Sat, Mar 03, 2018 - Page 1 News List

Cecilia Koo urges Women’s League to surrender assets

FORMER TROOPS:During her negotiations with the government, Koo had proposed donating all of the assets to the pension fund for military personnel

By Stacy Hsu  /  Staff reporter

Then-National Women’s League chairwoman Cecilia Koo, center, attends a memorial concert at Sun Yat-sen Memorial Hall in Taipei in remembrance of late Taiwan Cement Corp chairman Leslie Koo on March 15 last year.

Photo: CNA

Former National Women’s League chairwoman Cecilia Koo (辜嚴倬雲) yesterday urged the league’s leadership to donate the organization’s assets in their entirety to the state.

In a video she recorded in the US, Koo said that during her negotiations with the government she had proposed donating all of the league’s assets to the pension fund for military personnel to honor the league’s founding purpose, which is to take care of veterans and their families.

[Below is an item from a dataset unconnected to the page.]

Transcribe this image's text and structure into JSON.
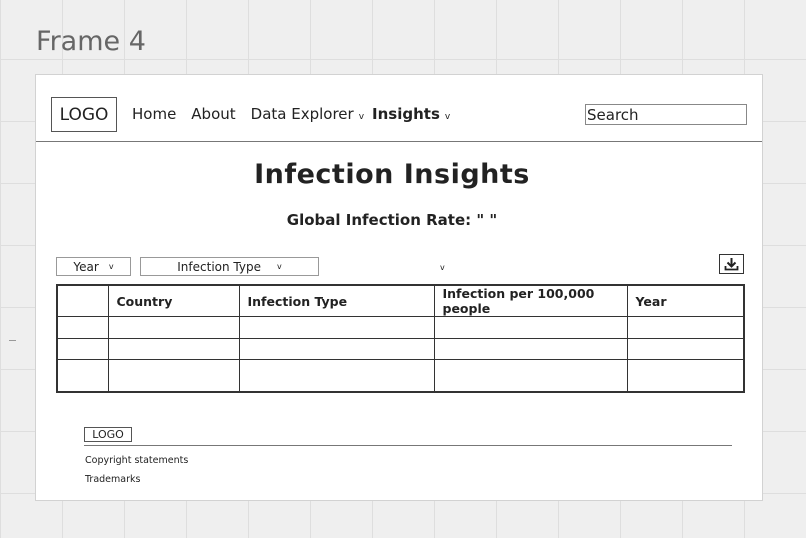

“Although my proposal was refused, I urge league chairwoman Joanna Lei (雷倩) and league members to return the league’s assets to the state in their entirety and ensure that they are used to support military officers and their families, instead of turning them over to any individual party,” Koo said.

Regarding the league’s alleged missing account books and financial records, Koo said that although she had anticipated becoming a target of mudslinging attacks when she decided not to sign a government-proposed administrative contract, recent developments have forced her to explain herself to the public.

“I can guarantee that the Koo family has never done anything illegal, nor do we have anything to hide. Not even one cent of [the league’s money] ended up in our pockets. We even had to fund the league with our own money at times,” Koo said, adding that she would not evade any fairly conducted investigation.

The Cabinet’s Ill-gotten Party Assets Settlement Committee has launched a probe into Koo and one of her daughters over the missing records, which league employees said were moved to a residential unit in Taipei, but which had been removed before investigators arrived.

Koo, who in December last year was removed as league chairwoman by the Ministry of the Interior over her refusal to sign an administrative contract, said the only things she retrieved from her office were personal items.

The league is facing a renewed government investigation over its alleged links to the Chinese Nationalist Party (KMT) after it was listed as a KMT affiliate on Feb. 1 following league representatives’ decision not to sign the contract, despite the change of leadership.

The contract required the league to voluntarily dissolve itself and donate 90 percent of its total assets, or about NT$34.3 billion (US$1.17 billion), to the state to fund social welfare projects.

The committee said if Koo’s family has nothing to hide, she should immediately hand over the missing records and documents.

“If Koo believes the league should donate its assets to the state, she should start by convincing the league’s members,” it added.

Committee spokeswoman Shih Chin-fang (施錦芳) said the committee plans to conduct a final round of interviews over the missing records next week.

“By then, we would have a clearer idea of whom we will take legal action against,” she said.